Tre uomini a Kabul
Biden, Kerry e Hagel. E' il team per “l'opzione zero” in Afghanistan
Tre senatori americani partono per un viaggio esplorativo in Afghanistan nel febbraio 2008, due democratici e un repubblicano. E’ una spedizione più avventurosa del solito, il loro elicottero è persino costretto ad atterrare in mezzo al nulla per colpa di una tempesta di neve e i senatori sono portati al sicuro da un convoglio americano. L’ora più drammatica è la cena a Palazzo con il presidente Hamid Karzai: alla domanda su come intende risolvere il problema della corruzione, piaga endemica che strangola il paese e rende odioso il governo di Kabul, l’afghano dà una risposta ineffabile: “Qui la corruzione non c’è”.
Tre senatori americani partono per un viaggio esplorativo in Afghanistan nel febbraio 2008, due democratici e un repubblicano. E’ una spedizione più avventurosa del solito, il loro elicottero è persino costretto ad atterrare in mezzo al nulla per colpa di una tempesta di neve e i senatori sono portati al sicuro da un convoglio americano. L’ora più drammatica è la cena a Palazzo con il presidente Hamid Karzai: alla domanda su come intende risolvere il problema della corruzione, piaga endemica che strangola il paese e rende odioso il governo di Kabul, l’afghano dà una risposta ineffabile: “Qui la corruzione non c’è”. I tre si alzano in segno di protesta e se ne vanno. Erano Joe Biden, ora vicepresidente, John Kerry, nominato segretario di stato, e Chuck Hagel, prossimo capo del Pentagono. Se arriveranno le conferme delle nomine dal Senato nei prossimi giorni, allora il ritiro americano dall’Afghanistan entro il 2014 sarà presieduto dal team più sprezzante e prevenuto nei confronti di Karzai che Barack Obama potesse mettere assieme.

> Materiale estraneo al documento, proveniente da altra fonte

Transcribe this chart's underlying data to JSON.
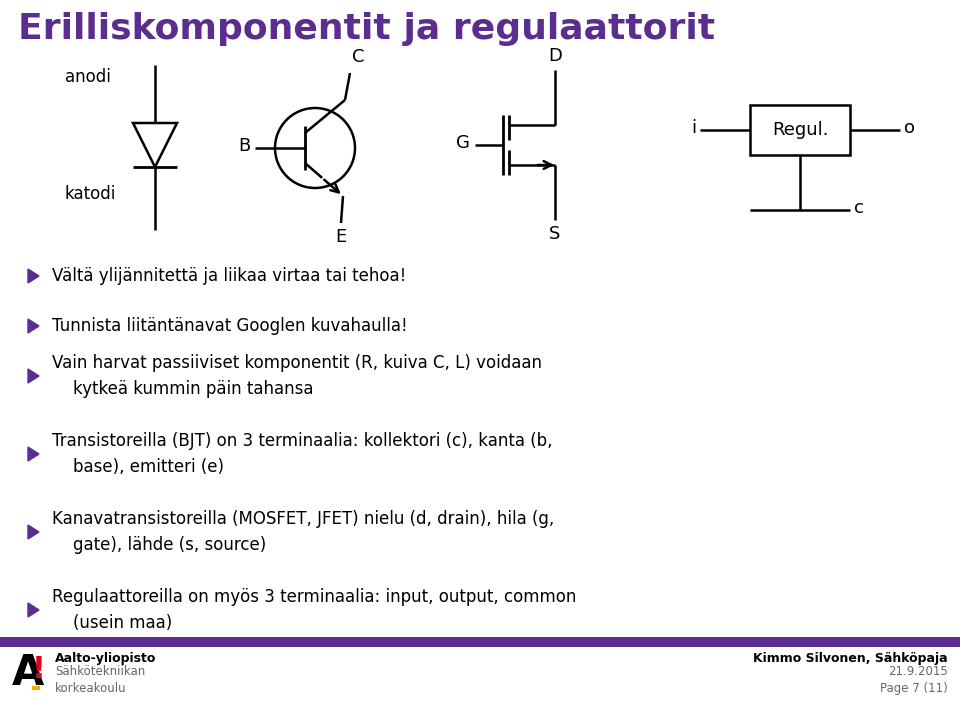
{
  "title": "Erilliskomponentit ja regulaattorit",
  "title_color": "#5b2d8e",
  "bg_color": "#ffffff",
  "bullet_color": "#5b2d8e",
  "bullets": [
    "Vältä ylijännitettä ja liikaa virtaa tai tehoa!",
    "Tunnista liitäntänavat Googlen kuvahaulla!",
    "Vain harvat passiiviset komponentit (R, kuiva C, L) voidaan\n    kytkeä kummin päin tahansa",
    "Transistoreilla (BJT) on 3 terminaalia: kollektori (c), kanta (b,\n    base), emitteri (e)",
    "Kanavatransistoreilla (MOSFET, JFET) nielu (d, drain), hila (g,\n    gate), lähde (s, source)",
    "Regulaattoreilla on myös 3 terminaalia: input, output, common\n    (usein maa)"
  ],
  "footer_bar_color": "#5b2d8e",
  "footer_left_bold": "Aalto-yliopisto",
  "footer_left_sub": "Sähkötekniikan\nkorkeakoulu",
  "footer_right_bold": "Kimmo Silvonen, Sähköpaja",
  "footer_right_sub": "21.9.2015\nPage 7 (11)"
}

Il presidente afghano sarà a Washington domani per negoziare l’impegno americano nel suo paese dopo il 2014. Si sente baldanzoso perché è convinto che l’Amministrazione Obama non voglia abbandonare davvero le basi in Afghanistan, ché sono in posizione strategica vicine a Pakistan e Iran, e anche che voglia mantenere sul posto un contingente militare per tenere a bada al Qaida. Il presidente afghano è sicuro al punto che potrebbe offrire l’impunità ai soldati di Obama – è la questione che in precedenza fece saltare i negoziati in Iraq e azzerò la presenza militare americana laggiù. Per ricambiare e per ammorbidire Karzai il Pentagono ha annunciato venerdì al Congresso di essere pronto a fornire agli afghani settecento milioni di dollari di equipaggiamento, inclusi anche 30 elicotteri da guerra russi Mi-17 e droni non armati, e forse aggiugere altro. C’è un precedente accordo disastroso: il Pentagono ha stracciato un contratto con l’italiana Finmeccanica perché non ha fatto manutenzione a 17 aerei da trasporto dati agli afghani e ora inservibili (fonte: il giornale Stars and Stripes).
Karzai potrebbe essere nel giusto: c’è effettivamente un piano americano per restare in Afghanistan. Il Pentagono offre tre opzioni: lasciare 3.000, 6.000 o 9.000 soldati, e pare che già abbia limato al massimo le cifre. Il generale John Allen, capo del contingente internazionale, in precedenza aveva proposto di tenerne almeno 15 mila, parlando soltanto degli americani. Un anno fa il numero considerato necessario era anche più alto e si parlava di 20 mila uomini. Il Wall Street Journal lunedì ha scritto un’intera pagina sulle stime dei pessimisti, convinti che senza americani i talebani avanzeranno e che l’esercito afghano non sarà in grado di fare da solo. Secondo gli ufficiali intervistati, “un numero inferiore a 6.000 sarebbe pericoloso”.
Il New York Times, il 6 gennaio, e Foreign Policy, due giorni fa, parlano invece della cosiddetta “opzione zero”: riportare a casa tutti i 66 mila soldati americani e dopo 12 anni non lasciarne in Afghanistan nemmeno uno. Non si esclude che l’Amministrazione Obama, soprattutto nella nuova configurazione Biden-Kerry-Hagel, sceglierà questa. La lotta contro al Qaida continuerà con l’intelligence e qualche drone – anche se i critici fanno notare che se ora non funziona, allora difficilmente andrà meglio con meno americani sul posto. L’opzione zero pare il ricasco afghano della “Diet Coke culture” esposta dal politologo Nathan Gardels (vedi Foglio del 4 gennaio): dolci senza calorie, guerra al terrore senza soldati.